Elsewhere in the land where hockey is king, teams have never been more profitable, thanks in part to the stronger dollar, astute management and remarkably loyal fans willing to pay some of the NHL's highest fares.

The Vancouver Canucks have had a 98 per cent renewal rate for season tickets and still maintain a healthy waiting list. And not even years of ineptitude on the ice keep staunch fans from forking out league-high prices to watch the Toronto Maple Leafs.

"There might be some resiliency there, because we're in a business where our customers are usually committing [dollars]up front," says Tom Anselmi, chief operating officer of Maple Leaf Sports and Entertainment, which raised season-ticket prices 3.5 per cent for this season. "So there's a bit of a time lag that helps us. But we're not recession-proof.
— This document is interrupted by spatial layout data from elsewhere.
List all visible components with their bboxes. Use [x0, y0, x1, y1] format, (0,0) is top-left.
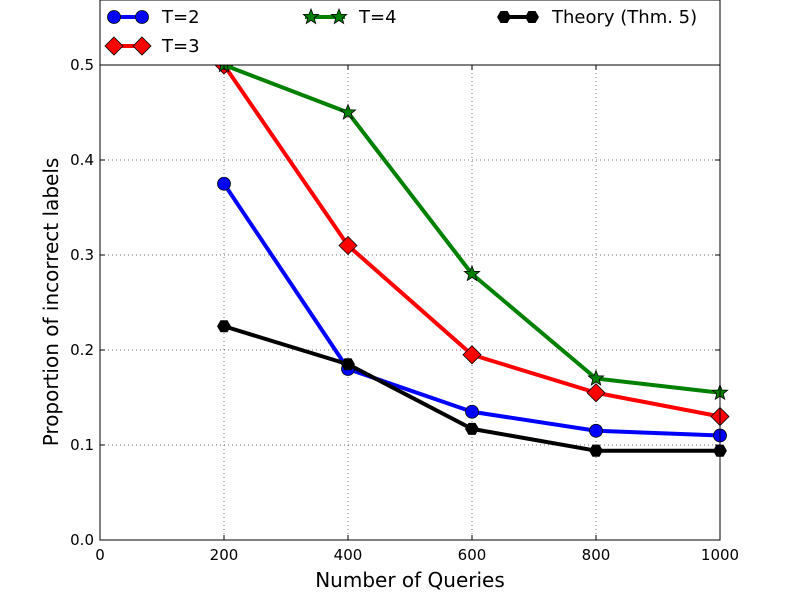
legend-box	[99, 0, 721, 66]
x-tick-label: 1000	[701, 546, 739, 564]
series-lines	[214, 55, 730, 457]
data-point-theory-thm-5	[217, 320, 231, 333]
x-tick-label: 600	[458, 546, 487, 564]
legend-marker-t-3	[104, 36, 124, 56]
data-point-t-2	[465, 404, 479, 419]
y-tick-label: 0.4	[70, 151, 94, 169]
series-t-3	[214, 55, 730, 427]
legend-label-t-4: T=4	[358, 7, 397, 28]
legend-label-theory-thm-5: Theory (Thm. 5)	[551, 7, 697, 28]
legend-item-t-4: T=4	[302, 7, 397, 28]
y-tick-label: 0.5	[70, 56, 94, 74]
legend: T=2 T=3 T=4 Theory (Thm. 5)	[99, 0, 721, 66]
data-point-t-4	[339, 103, 357, 120]
legend-marker-t-2	[107, 10, 121, 24]
data-point-t-2	[217, 176, 231, 191]
y-axis-label: Proportion of incorrect labels	[39, 158, 63, 447]
x-tick-label: 200	[210, 546, 239, 564]
legend-marker-theory-thm-5	[497, 10, 511, 24]
data-point-t-3	[338, 235, 358, 256]
data-point-t-4	[587, 369, 605, 386]
axis-ticks: 0 200 400 600 800 1000 0.0 0.1 0.2 0.3 0.4 0.5	[70, 56, 739, 564]
series-line-t-4	[223, 63, 721, 395]
x-axis-label: Number of Queries	[315, 568, 505, 592]
legend-label-t-2: T=2	[161, 7, 200, 28]
y-tick-label: 0.3	[70, 246, 94, 264]
data-point-t-3	[462, 345, 482, 365]
data-point-theory-thm-5	[341, 358, 355, 371]
legend-item-t-2: T=2	[107, 7, 200, 28]
legend-item-t-3: T=3	[104, 36, 200, 57]
y-tick-label: 0.1	[70, 436, 94, 454]
data-point-theory-thm-5	[589, 444, 603, 457]
data-point-t-4	[463, 264, 481, 282]
legend-label-t-3: T=3	[161, 36, 200, 57]
data-point-t-2	[589, 423, 603, 438]
legend-marker-t-3	[132, 36, 152, 56]
legend-marker-t-2	[135, 10, 149, 24]
x-tick-label: 400	[334, 546, 363, 564]
x-tick-label: 0	[95, 546, 105, 564]
x-tick-label: 800	[582, 546, 611, 564]
legend-marker-t-4	[302, 7, 320, 25]
legend-marker-theory-thm-5	[525, 10, 539, 24]
legend-item-theory-thm-5: Theory (Thm. 5)	[497, 7, 697, 28]
grid-lines	[100, 65, 720, 540]
series-theory-thm-5	[217, 320, 727, 457]
y-tick-label: 0.2	[70, 341, 94, 359]
data-point-theory-thm-5	[465, 422, 479, 435]
legend-marker-t-4	[330, 7, 348, 25]
y-tick-label: 0.0	[70, 531, 94, 549]
data-point-t-3	[586, 383, 606, 403]
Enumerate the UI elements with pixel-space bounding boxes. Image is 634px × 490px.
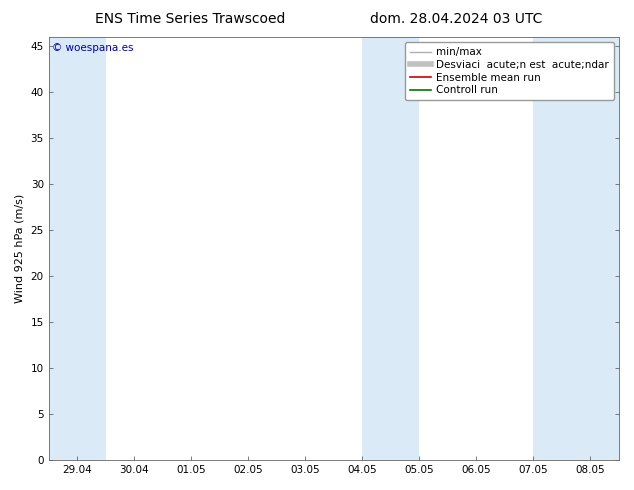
Legend: min/max, Desviaci  acute;n est  acute;ndar, Ensemble mean run, Controll run: min/max, Desviaci acute;n est acute;ndar… <box>404 42 614 100</box>
Text: dom. 28.04.2024 03 UTC: dom. 28.04.2024 03 UTC <box>370 12 543 26</box>
Y-axis label: Wind 925 hPa (m/s): Wind 925 hPa (m/s) <box>15 194 25 303</box>
Text: © woespana.es: © woespana.es <box>51 44 133 53</box>
Text: ENS Time Series Trawscoed: ENS Time Series Trawscoed <box>95 12 285 26</box>
Bar <box>49 37 106 460</box>
Bar <box>363 37 419 460</box>
Bar <box>533 37 619 460</box>
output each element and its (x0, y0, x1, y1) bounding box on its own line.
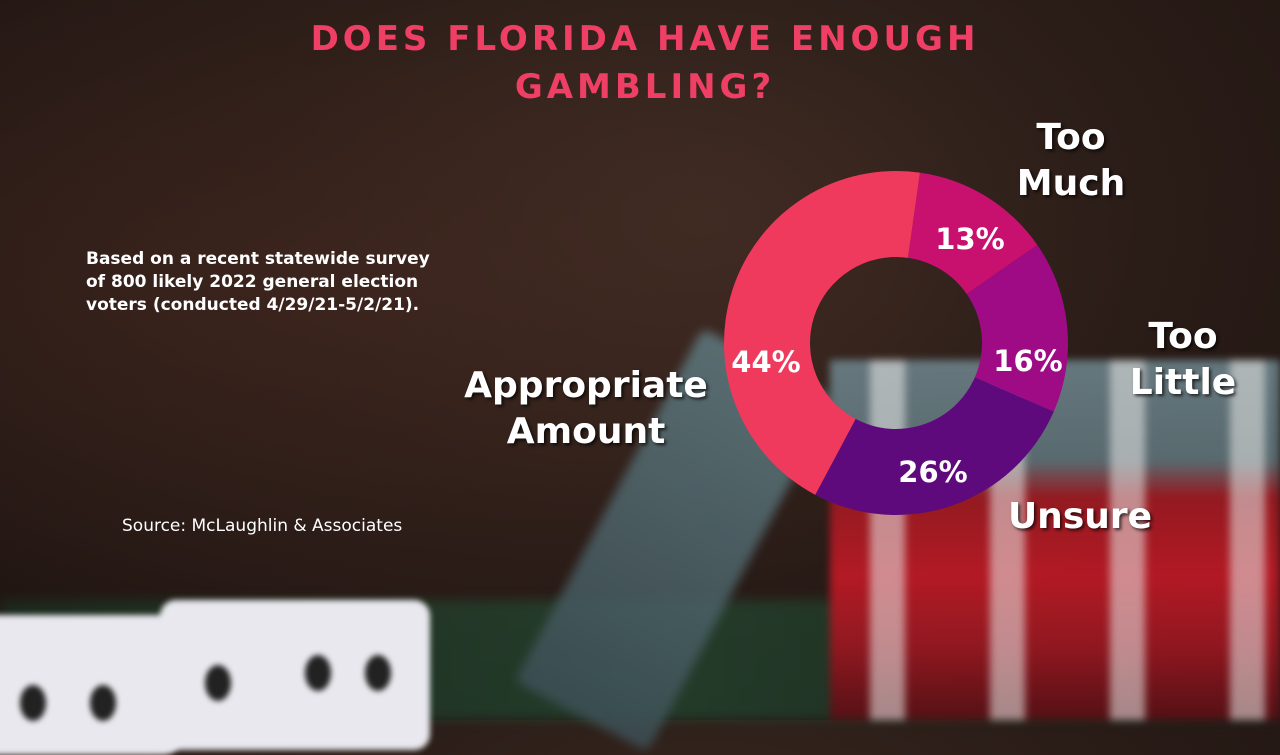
category-label-line: Unsure (1007, 496, 1153, 537)
source-note: Source: McLaughlin & Associates (122, 516, 403, 536)
category-label-too-much: Too Much (1017, 115, 1125, 207)
category-label-too-little: Too Little (1130, 314, 1236, 406)
background-dice (0, 615, 180, 755)
donut-chart (724, 171, 1068, 515)
category-label-line: Too (1148, 316, 1218, 357)
category-label-line: Amount (506, 411, 666, 452)
category-label-line: Appropriate (464, 365, 708, 406)
donut-slice-too-little (966, 245, 1068, 412)
chart-title: DOES FLORIDA HAVE ENOUGH (310, 19, 980, 59)
category-label-line: Much (1016, 163, 1126, 204)
slice-label-appropriate-amount: 44% (731, 345, 801, 379)
donut-slice-appropriate-amount (724, 171, 920, 495)
survey-description-line: Based on a recent statewide survey (86, 249, 430, 269)
survey-description-line: voters (conducted 4/29/21-5/2/21). (86, 295, 420, 315)
chart-title-line2: GAMBLING? (514, 67, 776, 107)
survey-description-line: of 800 likely 2022 general election (86, 272, 419, 292)
category-label-line: Too (1036, 117, 1106, 158)
category-label-appropriate-amount: Appropriate Amount (464, 363, 708, 455)
slice-label-unsure: 26% (898, 455, 968, 489)
slice-label-too-little: 16% (993, 344, 1063, 378)
category-label-line: Little (1129, 362, 1237, 403)
survey-description: Based on a recent statewide survey of 80… (86, 248, 546, 317)
slice-label-too-much: 13% (935, 222, 1005, 256)
category-label-unsure: Unsure (1008, 494, 1152, 540)
background-dice (160, 600, 430, 750)
donut-slice-unsure (815, 377, 1054, 515)
background-poker-chips (830, 360, 1280, 720)
donut-slice-too-much (907, 172, 1038, 295)
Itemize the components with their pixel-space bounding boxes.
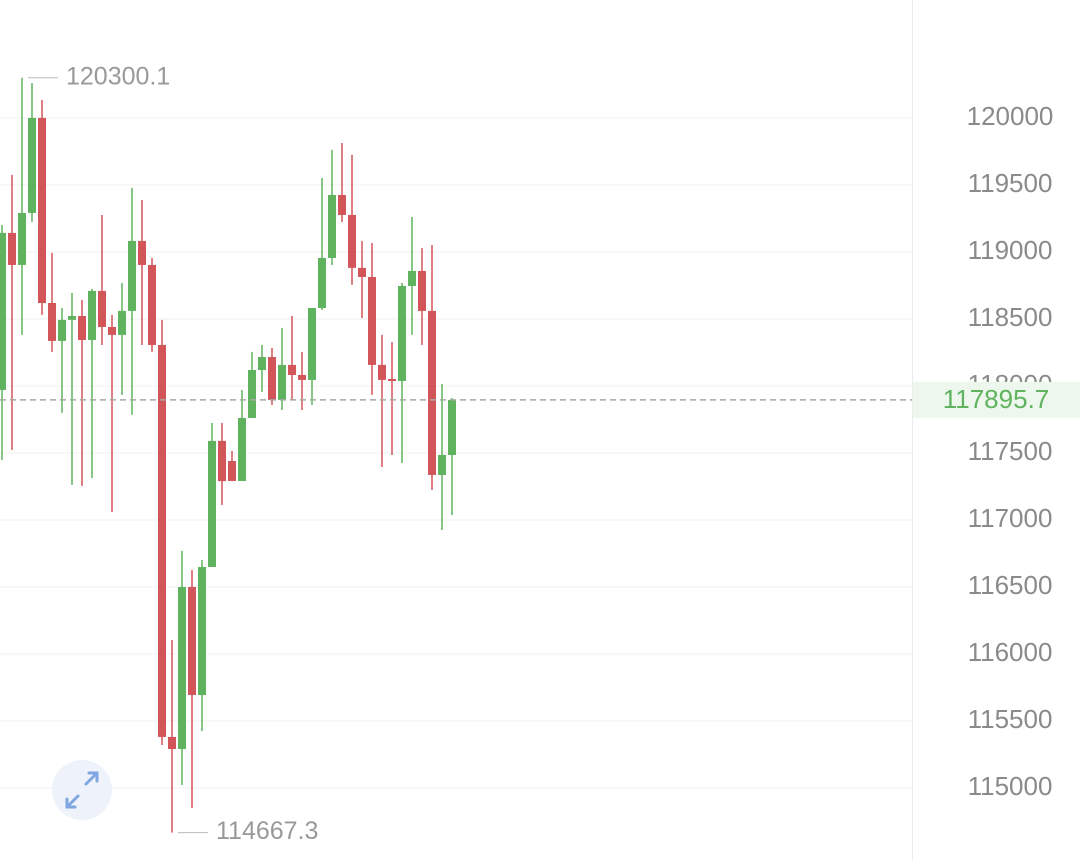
candle-body bbox=[68, 316, 76, 320]
candle-body bbox=[318, 257, 326, 308]
y-tick-label: 117500 bbox=[968, 436, 1053, 466]
candle-body bbox=[128, 240, 136, 311]
candle-body bbox=[28, 117, 36, 213]
candle-body bbox=[408, 270, 416, 286]
candle-body bbox=[248, 370, 256, 418]
candle-body bbox=[418, 270, 426, 311]
candle-body bbox=[18, 212, 26, 265]
candle-body bbox=[238, 417, 246, 481]
candle-body bbox=[138, 240, 146, 265]
candle-body bbox=[398, 285, 406, 381]
candle-body bbox=[108, 326, 116, 335]
candle-body bbox=[118, 310, 126, 335]
candle-body bbox=[208, 440, 216, 568]
candle-body bbox=[288, 364, 296, 375]
candle-body bbox=[38, 117, 46, 304]
candle-body bbox=[178, 586, 186, 749]
candle-body bbox=[298, 374, 306, 380]
expand-button[interactable] bbox=[52, 760, 112, 820]
candle-body bbox=[338, 194, 346, 215]
y-tick-label: 115500 bbox=[968, 704, 1053, 734]
candle-body bbox=[98, 290, 106, 327]
candle-body bbox=[428, 310, 436, 475]
candle-body bbox=[88, 290, 96, 340]
y-tick-label: 115000 bbox=[968, 771, 1053, 801]
candle-body bbox=[438, 454, 446, 475]
candle-body bbox=[328, 194, 336, 258]
y-tick-label: 120000 bbox=[967, 101, 1054, 131]
max-annotation: 120300.1 bbox=[66, 62, 170, 90]
candle-body bbox=[228, 461, 236, 481]
candle-body bbox=[158, 344, 166, 737]
candle-body bbox=[278, 364, 286, 400]
candle-body bbox=[168, 736, 176, 749]
candle-body bbox=[388, 378, 396, 381]
y-tick-label: 116500 bbox=[968, 570, 1053, 600]
candle-body bbox=[48, 303, 56, 341]
candle-body bbox=[448, 399, 456, 455]
last-price-box bbox=[913, 381, 1080, 418]
y-tick-label: 118500 bbox=[968, 302, 1053, 332]
expand-button-bg[interactable] bbox=[52, 760, 112, 820]
candle-body bbox=[58, 319, 66, 341]
candle-body bbox=[268, 357, 276, 400]
expand-icon[interactable] bbox=[65, 771, 99, 809]
candle-body bbox=[258, 357, 266, 371]
candle-body bbox=[348, 214, 356, 268]
y-tick-label: 119500 bbox=[968, 168, 1053, 198]
y-tick-label: 119000 bbox=[968, 235, 1053, 265]
candle-body bbox=[198, 567, 206, 695]
candle-body bbox=[358, 267, 366, 278]
candle-body bbox=[78, 316, 86, 340]
candle-body bbox=[0, 232, 6, 390]
candle-body bbox=[368, 277, 376, 365]
candle-body bbox=[378, 364, 386, 380]
candle-body bbox=[8, 232, 16, 265]
candle-body bbox=[218, 440, 226, 482]
last-price-label: 117895.7 bbox=[943, 384, 1050, 414]
candle-body bbox=[188, 586, 196, 695]
y-tick-label: 116000 bbox=[968, 637, 1053, 667]
min-annotation: 114667.3 bbox=[216, 817, 318, 845]
candle-body bbox=[148, 264, 156, 345]
candle-body bbox=[308, 307, 316, 380]
y-tick-label: 117000 bbox=[968, 503, 1053, 533]
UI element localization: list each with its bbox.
We've seen some impact."

MLSE doesn't reveal its revenue projections. "Suffice to say, we're planning on being down a bit, because we see an economy out there that's still 12 to 24 months from righting itself," Mr. Anselmi says. "And when it does right itself, we're not sure what it's going to look like. We don't believe it's going to be your typical robust exit from a recession we're used to."

Meanwhile, a dozen of the NHL's 30 franchises are likely losing money on an operating basis. Neither the league nor its teams, all of which are privately held, reveal specific numbers. And results that do occasionally make it into the public realm are not necessarily reliable.

Most of the money losers are in non-traditional hockey markets, where "the NHL as a product is one of the first things that people are going to cut out of their discretionary entertainment money," says University of Alberta professor Dan Mason, an expert on stadium economics. The few that have been successful, such as the Dallas Stars, have done it with sound management and winning records. "Losing teams do not work in those markets."

Yet Dallas owner Tom Hicks may be forced to sell the team following sharp reversals in his other investments.

And the Phoenix bankruptcy shed a revealing light on just how bad things can get for an ineptly run franchise with a poor product in an unforgiving market.

The Coyotes' losses, as shown in blunt court documents, have been staggering, even as the NHL brass was assuring the world that hockey in the desert was doing just fine.

The Coyotes were bleeding tens of millions before the year-long lockout of 2004-05 that ushered in a new salary cap system that was supposed to boost the fortunes of struggling teams. By 2007, the team's operating loss totalled a whopping $107.8-million, compared with red ink of $49.4-million in 2004. The 2008 number was $54.8-million for a franchise basically run on a shoestring.

Between August, 2008, and the team's bankruptcy filing last May, the NHL itself was financing the losses by early transfers of revenue-sharing payments and eventually by direct loans.

Now that the court has rejected both Jim Balsillie's and the NHL's competing bids for the business, the NHL is still stuck with the costs until it revises the terms of its offer to unsecured creditors or finds a buyer acceptable to the court.

Hence, the logic of simply eliminating the Coyotes and any other team with little chance of ever escaping from the terminal ward.

NHL commissioner Gary Bettman, like his colleagues in other sports, has adamantly rejected the idea of contraction. He is still convinced his expansive strategy will one day succeed, given enough time and patience.

But the league's more successful owners must surely be running out of the latter after the embarrassing Phoenix episode and the continuing drain on their wallets.

You just won't hear it from them.

"My experience in any business is you've always got challenges out there," Mr. Anselmi of MLSE says. "You've always got a division that isn't operating as well as it should be or a product line that's not working as well. If the product is good, generally a business succeeds. Right now, our product in the NHL is great."